La historia de Alianza Lima y la Copa Libertadores es todo menos un relato de amor. La noche del pasado martes, una vez más, la palabra ‘eliminación’ abrazó al equipo blanquiazul y en esta ocasión fue por la derrota 1-0 a manos del Atlético Mineiro. Más allá de las polémicas en ese partido debido al VAR, el cuadro íntimo tuvo otras razones de peso para decirle adiós al torneo continental y los aficionados no se contentan con haber ganado el Apertura de la Liga 1 por sobre la ‘U’ y Cristal.
El 21 de octubre del 2022 Alianza se clasificó a la Copa Libertadores 2023, donde su primer encuentro lo jugó el 4 de abril. Es decir tuvo cinco meses y medio para armar un plantel bueno y equilibrado, cambiar o no al comando técnico y planificar estrategias. No hizo nada eso.

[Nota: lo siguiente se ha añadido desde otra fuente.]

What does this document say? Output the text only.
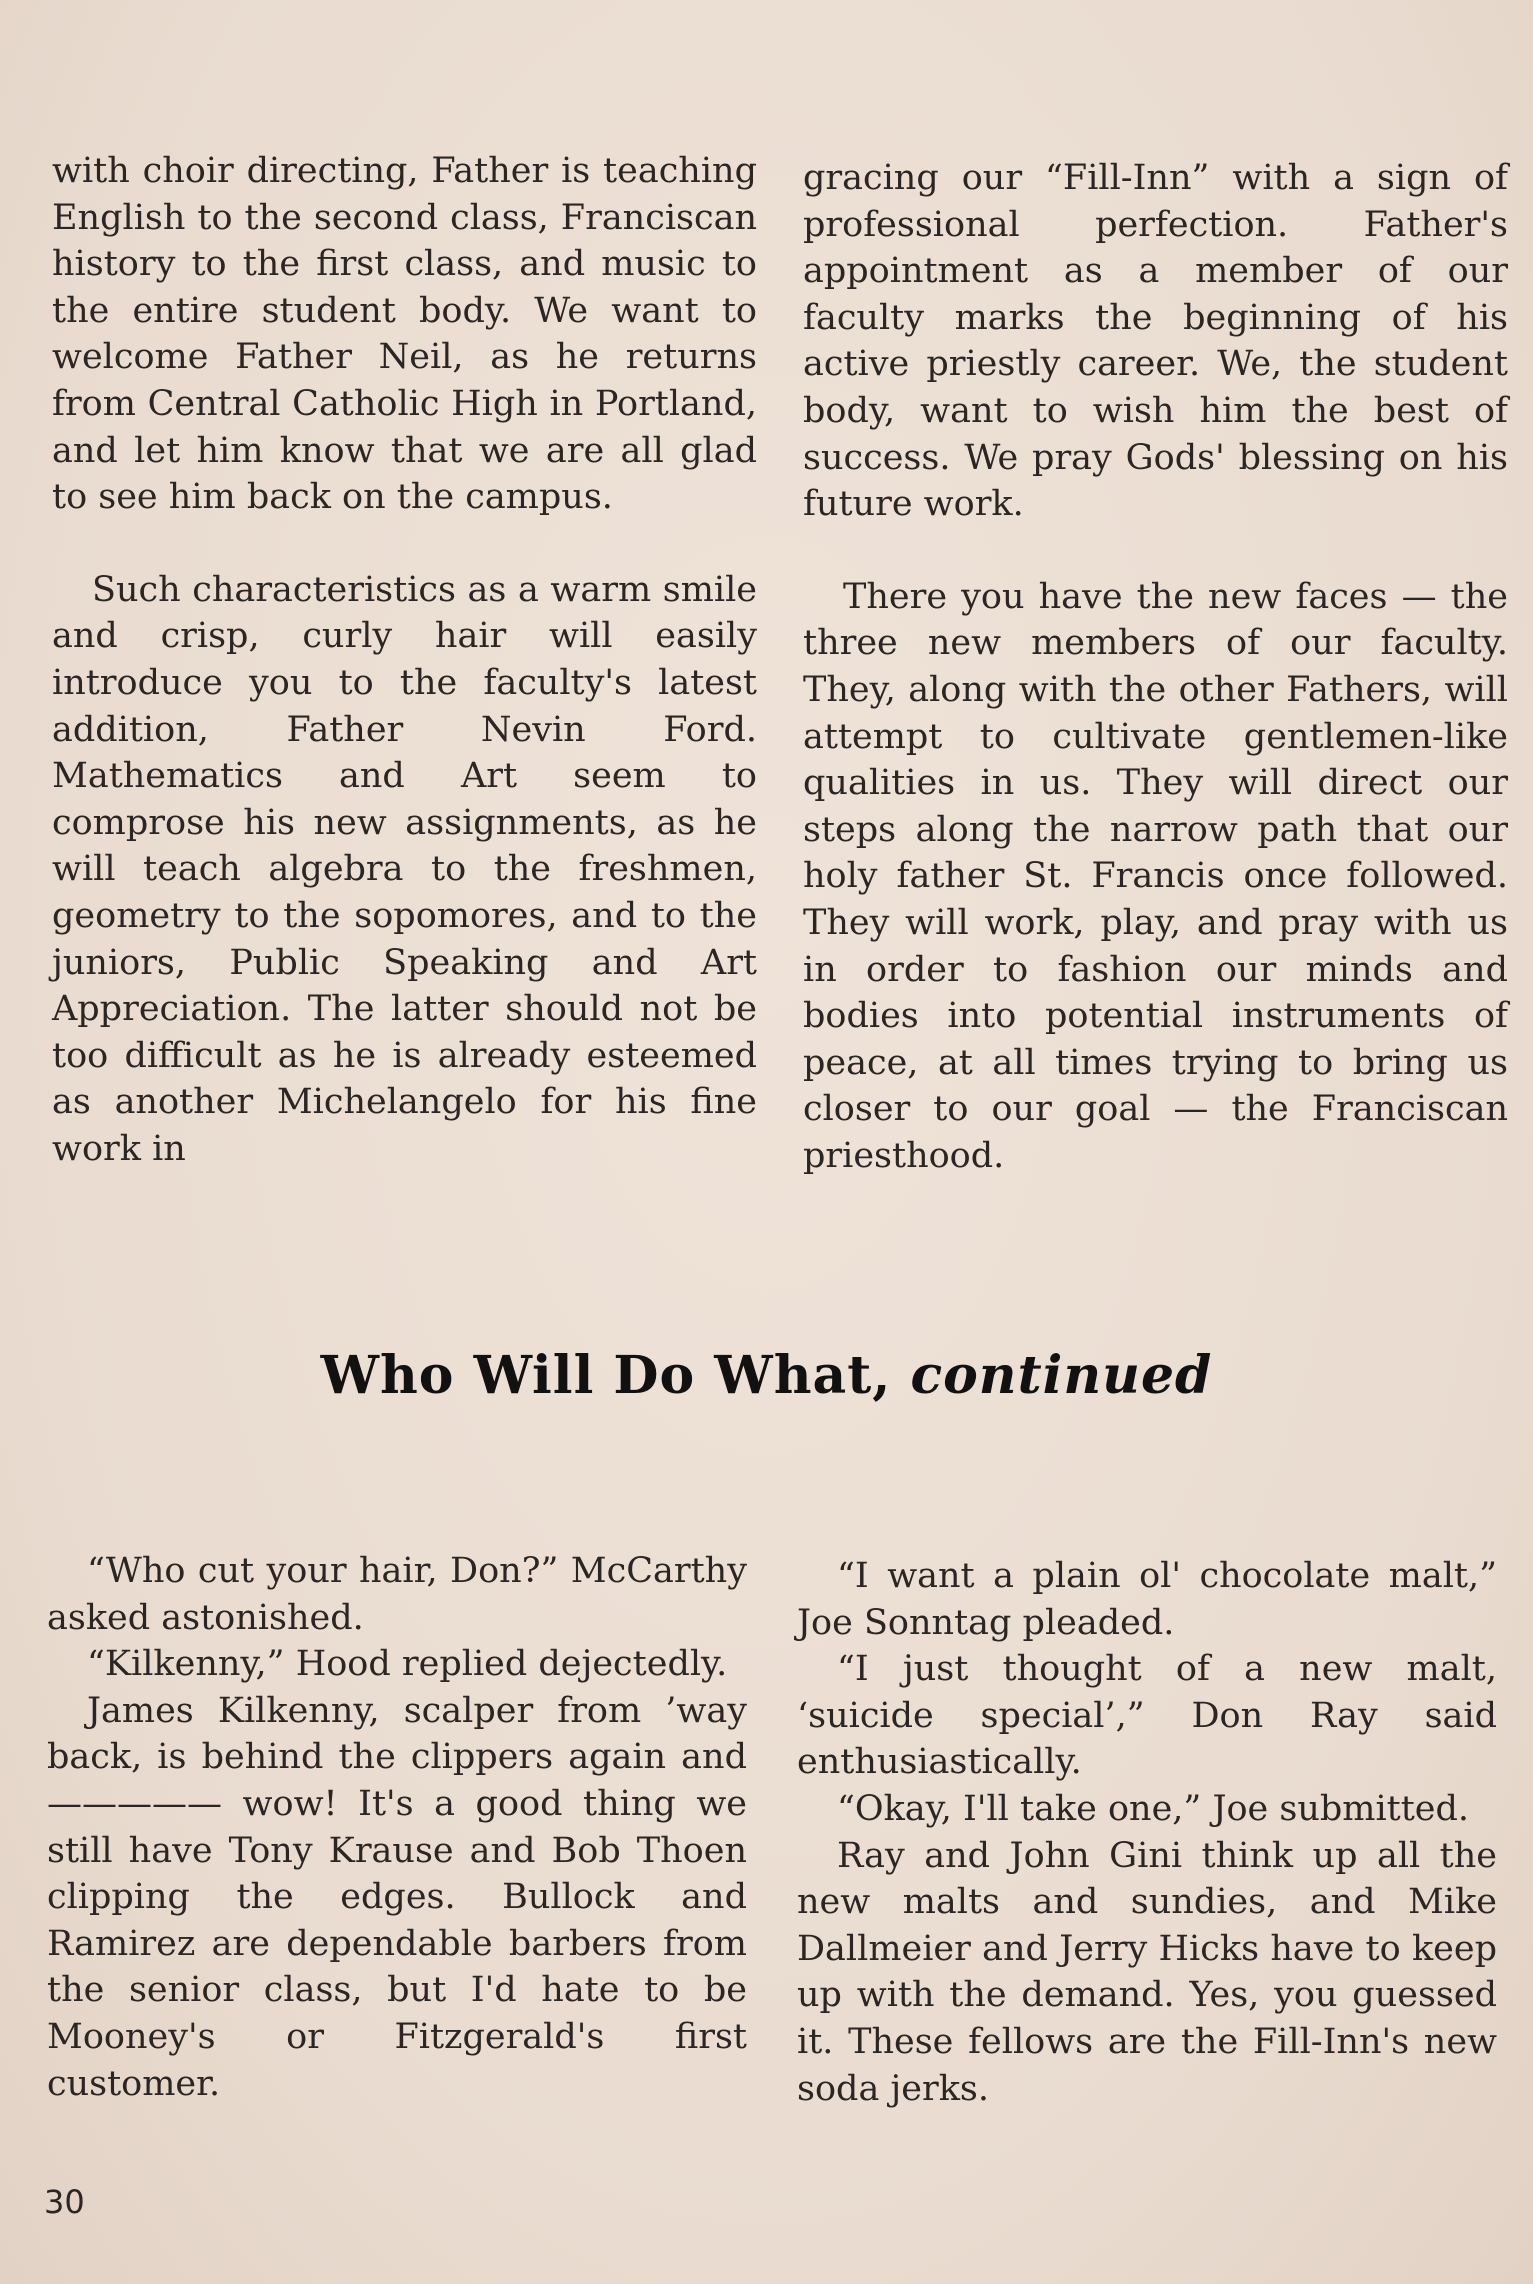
with choir directing, Father is teaching English to the second class, Franciscan history to the first class, and music to the entire student body. We want to welcome Father Neil, as he returns from Central Catholic High in Portland, and let him know that we are all glad to see him back on the campus.

Such characteristics as a warm smile and crisp, curly hair will easily introduce you to the faculty's latest addition, Father Nevin Ford. Mathematics and Art seem to comprose his new assignments, as he will teach algebra to the freshmen, geometry to the sopomores, and to the juniors, Public Speaking and Art Appreciation. The latter should not be too difficult as he is already esteemed as another Michelangelo for his fine work in

gracing our “Fill-Inn” with a sign of professional perfection. Father's appointment as a member of our faculty marks the beginning of his active priestly career. We, the student body, want to wish him the best of success. We pray Gods' blessing on his future work.

There you have the new faces — the three new members of our faculty. They, along with the other Fathers, will attempt to cultivate gentlemen-like qualities in us. They will direct our steps along the narrow path that our holy father St. Francis once followed. They will work, play, and pray with us in order to fashion our minds and bodies into potential instruments of peace, at all times trying to bring us closer to our goal — the Franciscan priesthood.

Who Will Do What, continued

“Who cut your hair, Don?” McCarthy asked astonished.

“Kilkenny,” Hood replied dejectedly.

James Kilkenny, scalper from ’way back, is behind the clippers again and ————— wow! It's a good thing we still have Tony Krause and Bob Thoen clipping the edges. Bullock and Ramirez are dependable barbers from the senior class, but I'd hate to be Mooney's or Fitzgerald's first customer.

“I want a plain ol' chocolate malt,” Joe Sonntag pleaded.

“I just thought of a new malt, ‘suicide special’,” Don Ray said enthusiastically.

“Okay, I'll take one,” Joe submitted.

Ray and John Gini think up all the new malts and sundies, and Mike Dallmeier and Jerry Hicks have to keep up with the demand. Yes, you guessed it. These fellows are the Fill-Inn's new soda jerks.

30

Analicemos en qué se equivocó.
Christian Cueva y Carlos Zambrano ganarían más de 60 mil dólares mensuales, Gabriel Costa más de 25 mil lo mismo que Pablo Sabbag y Santiago García. Otros jugadores como Josepmir Ballón, Bryan Reyna y Hernán Barcos también tienen sueldos elevados. Salvando las distancias, Alianza se convirtió en el ‘PSG peruano’ y los jugadores se aburguesan.

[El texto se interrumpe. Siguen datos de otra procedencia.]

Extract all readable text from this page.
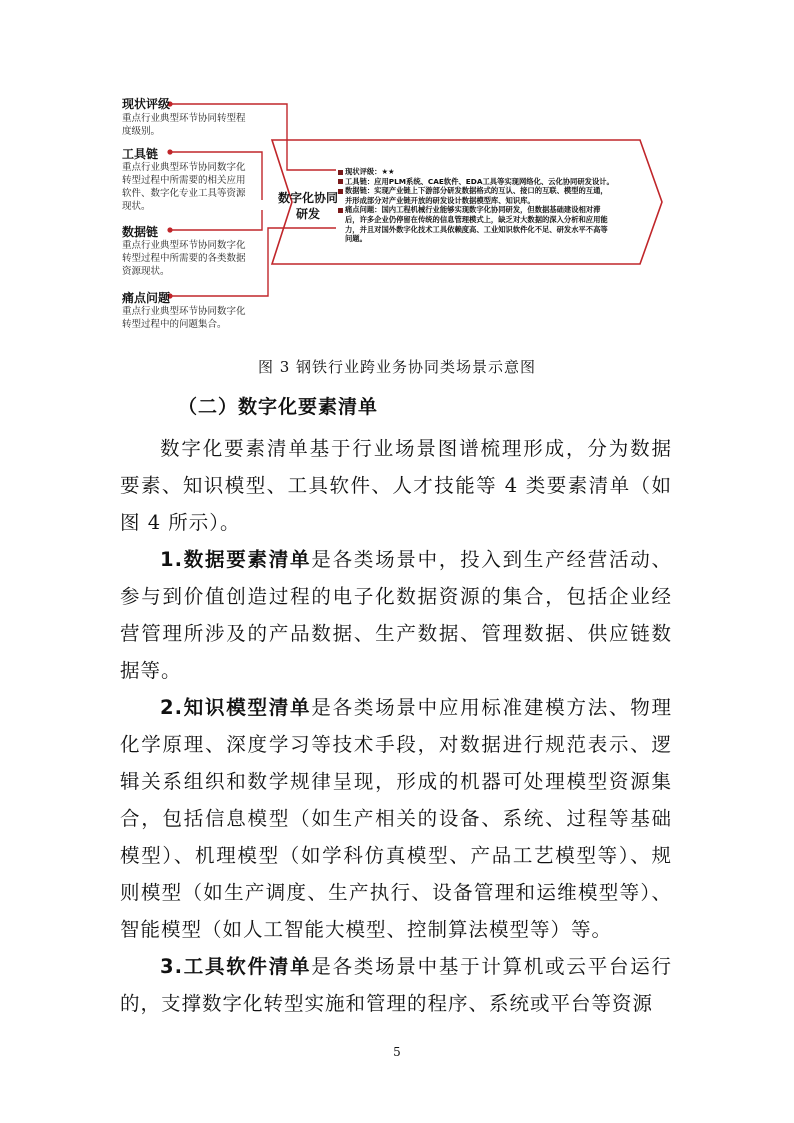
现状评级
重点行业典型环节协同转型程度级别。
工具链
重点行业典型环节协同数字化转型过程中所需要的相关应用软件、数字化专业工具等资源现状。
数据链
重点行业典型环节协同数字化转型过程中所需要的各类数据资源现状。
痛点问题
重点行业典型环节协同数字化转型过程中的问题集合。
数字化协同研发
现状评级：★★
工具链：应用PLM系统、CAE软件、EDA工具等实现网络化、云化协同研发设计。
数据链：实现产业链上下游部分研发数据格式的互认、接口的互联、模型的互通，
并形成部分对产业链开放的研发设计数据模型库、知识库。
痛点问题：国内工程机械行业能够实现数字化协同研发，但数据基础建设相对滞
后，许多企业仍停留在传统的信息管理模式上，缺乏对大数据的深入分析和应用能
力，并且对国外数字化技术工具依赖度高、工业知识软件化不足、研发水平不高等
问题。
图 3 钢铁行业跨业务协同类场景示意图
（二）数字化要素清单
数字化要素清单基于行业场景图谱梳理形成，分为数据要素、知识模型、工具软件、人才技能等 4 类要素清单（如图 4 所示）。
1.数据要素清单是各类场景中，投入到生产经营活动、参与到价值创造过程的电子化数据资源的集合，包括企业经营管理所涉及的产品数据、生产数据、管理数据、供应链数据等。
2.知识模型清单是各类场景中应用标准建模方法、物理化学原理、深度学习等技术手段，对数据进行规范表示、逻辑关系组织和数学规律呈现，形成的机器可处理模型资源集合，包括信息模型（如生产相关的设备、系统、过程等基础模型）、机理模型（如学科仿真模型、产品工艺模型等）、规则模型（如生产调度、生产执行、设备管理和运维模型等）、智能模型（如人工智能大模型、控制算法模型等）等。
3.工具软件清单是各类场景中基于计算机或云平台运行的，支撑数字化转型实施和管理的程序、系统或平台等资源
5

Los salarios en La Victoria se asemejan a los de Sporting Cristal en la década de los 90. En Sudamérica solo el fútbol brasileño parece pagar más. Si nos vamos a la élite, en la Premier League el paraguayo Julio Enciso, figura del Brighton cobra 30 mil dólares mensuales. Menos de la mitad de los ‘consagrados’ en Matute.
En Matute sabían que les faltaban un arquero que responda a nivel internacional, laterales ‘coperos’ y un buen mediocampista creativo con personalidad. ¿Qué hicieron? Trajeron a Christian Cueva que se la pasó en matrimonios y fiestas los dos primeros meses del año, le renovaron a Aldair Rodríguez y creyeron que el joven Nicolás Amasifuén podía responder como marcador zurdo.
Terribles errores que los terminaron pagando. El bicampeón peruano improvisa centrales en los costados, lleva cinco meses esperando a Cristian Benavente y apenas Carlos Zambrano y Jesús Castillo han justificado a medias su contratación. ¿Gabriel Costa? No marca un gol en Copa Libertadores desde hace 7 años y Alianza lo trajo.
Nadie puede dudar de las buenas intenciones de Guillermo Salas o su hinchaje por Alianza, sin embargo le faltó capacidad en sus planteamientos. Mandó a Hernán Barcos, con 39 años, de único ‘9′ ante Mineiro, nunca arriesgó con dos puntas, sus laterales jamás mostraron proyección y no se notó trabajo en pelota parada.
Con equipos mucho más limitados, Alianza sumó un punto en la Libertadores 2018, 2019 y 2020. Este Alianza de Salas no mostró un juego colectivo, terminó tirando centros y con futbolistas que buscaron más el penal que la pared. Además, recurrió demasiado a las faltas sumando 10 tarjetas amarillas en los últimos tres partidos de Libertadores, dos de ellos como local.
El ‘Alianza Lima millonario’ terminó siendo pobre en la Copa Libertadores. Fichar mal, jugar mal, pagar de más es su sello hasta ahora.